Question

The size of the image of an object, at infinity, is formed by a convex lens of focal length $30\,cm$ is $2\,cm$. If the concave lens of focal length $20\,cm$ is placed in between the convex lens and the image, at a distance of $26\,cm$ from the convex lens, calculate the new size of the image.
A. 1.25 cm
B. 2.5 cm
C. 1.05 cm
D. 2 cm

Answer 1

Hint:Now in this question the second lens (concave lens) is placed in between the lens and the image formed by the lens. So, in such scenarios the image will act as the object for the second lens and the second lens will form the image accordingly. This way of solving such problems is always valid in any condition.

Formula used:
Lens formula,
$\dfrac{1}{v} - \dfrac{1}{u} = \dfrac{1}{f}$
where $v$ is the distance of the image, $u$ is the distance of the object and $f$ is the focal distance of the lens.
Magnification formula,
\[m = \dfrac{v}{u}\]
Where $v$ is the distance of the image, $u$ is the distance of the object and $m$ is the magnification.

Complete step by step answer:
Let the focal length of the first lens (convex lens) $ = {f_1} = 30\,cm$. Now the object is at infinity so the image is formed at the focal length of the convex lens. Which is 30 cm from the lens. Let the focal length of the second lens (concave lens) $ = {f_2} = - 20\,cm$ as a concave lens has negative focal length.

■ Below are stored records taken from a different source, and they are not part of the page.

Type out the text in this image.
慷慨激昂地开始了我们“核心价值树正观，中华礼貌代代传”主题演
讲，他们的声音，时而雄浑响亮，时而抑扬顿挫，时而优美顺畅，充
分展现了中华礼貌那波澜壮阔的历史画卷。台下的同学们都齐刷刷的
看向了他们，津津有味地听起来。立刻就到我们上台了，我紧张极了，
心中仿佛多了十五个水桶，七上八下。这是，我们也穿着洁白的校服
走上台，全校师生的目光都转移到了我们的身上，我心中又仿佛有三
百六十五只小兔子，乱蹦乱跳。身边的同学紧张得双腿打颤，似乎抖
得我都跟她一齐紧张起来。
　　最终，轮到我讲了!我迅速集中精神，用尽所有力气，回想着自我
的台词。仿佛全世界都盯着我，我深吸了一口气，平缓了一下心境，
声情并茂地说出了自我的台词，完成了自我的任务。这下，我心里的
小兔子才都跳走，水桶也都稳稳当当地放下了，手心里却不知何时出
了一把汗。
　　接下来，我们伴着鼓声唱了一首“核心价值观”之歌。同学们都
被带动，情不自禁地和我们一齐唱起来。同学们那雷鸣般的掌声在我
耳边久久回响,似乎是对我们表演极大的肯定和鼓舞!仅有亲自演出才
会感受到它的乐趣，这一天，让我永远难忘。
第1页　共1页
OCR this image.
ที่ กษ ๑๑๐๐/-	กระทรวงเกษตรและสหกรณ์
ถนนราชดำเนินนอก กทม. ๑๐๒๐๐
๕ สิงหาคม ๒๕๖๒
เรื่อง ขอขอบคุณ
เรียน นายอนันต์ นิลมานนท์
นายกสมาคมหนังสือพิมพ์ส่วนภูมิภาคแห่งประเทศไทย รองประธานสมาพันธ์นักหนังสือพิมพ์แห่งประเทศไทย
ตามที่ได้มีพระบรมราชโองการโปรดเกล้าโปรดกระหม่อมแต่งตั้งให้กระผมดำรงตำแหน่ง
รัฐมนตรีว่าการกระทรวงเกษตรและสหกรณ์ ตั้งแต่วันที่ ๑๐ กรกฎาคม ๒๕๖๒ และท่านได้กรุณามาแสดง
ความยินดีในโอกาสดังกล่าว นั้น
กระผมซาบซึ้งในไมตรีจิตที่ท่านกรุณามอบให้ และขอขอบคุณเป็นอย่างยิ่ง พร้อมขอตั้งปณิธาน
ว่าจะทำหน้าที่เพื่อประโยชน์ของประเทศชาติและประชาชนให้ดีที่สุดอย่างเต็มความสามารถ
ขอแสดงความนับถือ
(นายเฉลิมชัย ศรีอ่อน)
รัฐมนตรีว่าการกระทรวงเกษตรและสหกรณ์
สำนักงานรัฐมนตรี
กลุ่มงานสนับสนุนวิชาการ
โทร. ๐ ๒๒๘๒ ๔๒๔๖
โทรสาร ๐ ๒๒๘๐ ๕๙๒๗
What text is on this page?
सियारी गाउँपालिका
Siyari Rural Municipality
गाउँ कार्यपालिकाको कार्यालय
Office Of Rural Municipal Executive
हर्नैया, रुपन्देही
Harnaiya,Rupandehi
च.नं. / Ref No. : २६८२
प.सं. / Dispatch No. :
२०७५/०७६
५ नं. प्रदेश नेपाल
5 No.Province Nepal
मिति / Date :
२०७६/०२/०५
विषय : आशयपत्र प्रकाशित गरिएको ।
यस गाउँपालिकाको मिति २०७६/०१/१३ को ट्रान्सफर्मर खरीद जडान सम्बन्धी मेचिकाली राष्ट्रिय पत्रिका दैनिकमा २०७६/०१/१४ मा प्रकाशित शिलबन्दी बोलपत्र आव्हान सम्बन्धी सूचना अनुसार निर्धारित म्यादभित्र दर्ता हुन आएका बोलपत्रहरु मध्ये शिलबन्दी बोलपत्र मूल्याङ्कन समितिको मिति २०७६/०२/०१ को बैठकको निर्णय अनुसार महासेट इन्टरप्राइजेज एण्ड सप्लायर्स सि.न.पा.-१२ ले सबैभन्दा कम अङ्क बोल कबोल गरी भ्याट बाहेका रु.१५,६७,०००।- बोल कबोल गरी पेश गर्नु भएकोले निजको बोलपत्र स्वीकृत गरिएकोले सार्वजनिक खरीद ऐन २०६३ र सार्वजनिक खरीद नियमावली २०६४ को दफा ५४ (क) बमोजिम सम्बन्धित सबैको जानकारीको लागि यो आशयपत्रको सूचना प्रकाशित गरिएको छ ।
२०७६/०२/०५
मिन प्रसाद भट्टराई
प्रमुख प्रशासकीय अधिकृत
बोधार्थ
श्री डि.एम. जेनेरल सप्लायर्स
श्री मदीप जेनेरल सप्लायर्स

Now the distance between the concave lens and the image formed $ = 30\,cm - 26\,cm = 4\,cm$ away from the lens. Now we have,
${u_2} = 4\,cm$ and ${f_2} = - 20\,cm$
And we need to find the distance of the image formed by the second lens.
$\dfrac{1}{{{v_2}}} - \dfrac{1}{{{u_2}}} = \dfrac{1}{{{f_2}}}$

Let’s substitute the value.
$\dfrac{1}{{{v_2}}} - \dfrac{1}{4} = \dfrac{1}{{ - 20}}$
$\Rightarrow \dfrac{1}{{{v_2}}} = \dfrac{1}{4} - \dfrac{1}{{20}}$
$\Rightarrow \dfrac{1}{{{v_2}}} = \dfrac{{5 - 1}}{{20}}$
We took the L.C.M of the denominators which is 20
$\dfrac{1}{{{v_2}}} = \dfrac{4}{{20}} \\
\Rightarrow \dfrac{1}{{{v_2}}} = \dfrac{1}{5}$
$\Rightarrow {v_2} = 5\,cm$

Now we need to find the new size (magnification) of the image.
So, in this case magnification is,
\[m = \dfrac{{{v_2}}}{{{u_2}}} \\
\Rightarrow m = \dfrac{5}{4} \\
\Rightarrow m = 1.25\]
The actual height of the image formed by the convex lens $ = 2cm$
Now the height of the new image formed by the concave lens $ = m \times {h_o}$ where $m$ is the magnification and ${h_o}$ is the height of the object.
So, the height of the new image formed by the concave lens $ = m \times {h_o} = 1.25 \times 2 = 2.5cm$
The height of the final image $ = 2.5\,cm$

Therefore, the correct option is B.

Note:In this case we assume that the light rays start from the negative side of the lens and move towards the positive side of the lens meaning the starting side of light marks the side as the negative side. Thus, the object or image in the negative side of the lens (the side of the lens where light rays started to move towards the lens) will have a negative distance and the object or image in the positive side of the lens (the remaining other side of the lens) will have a positive distance.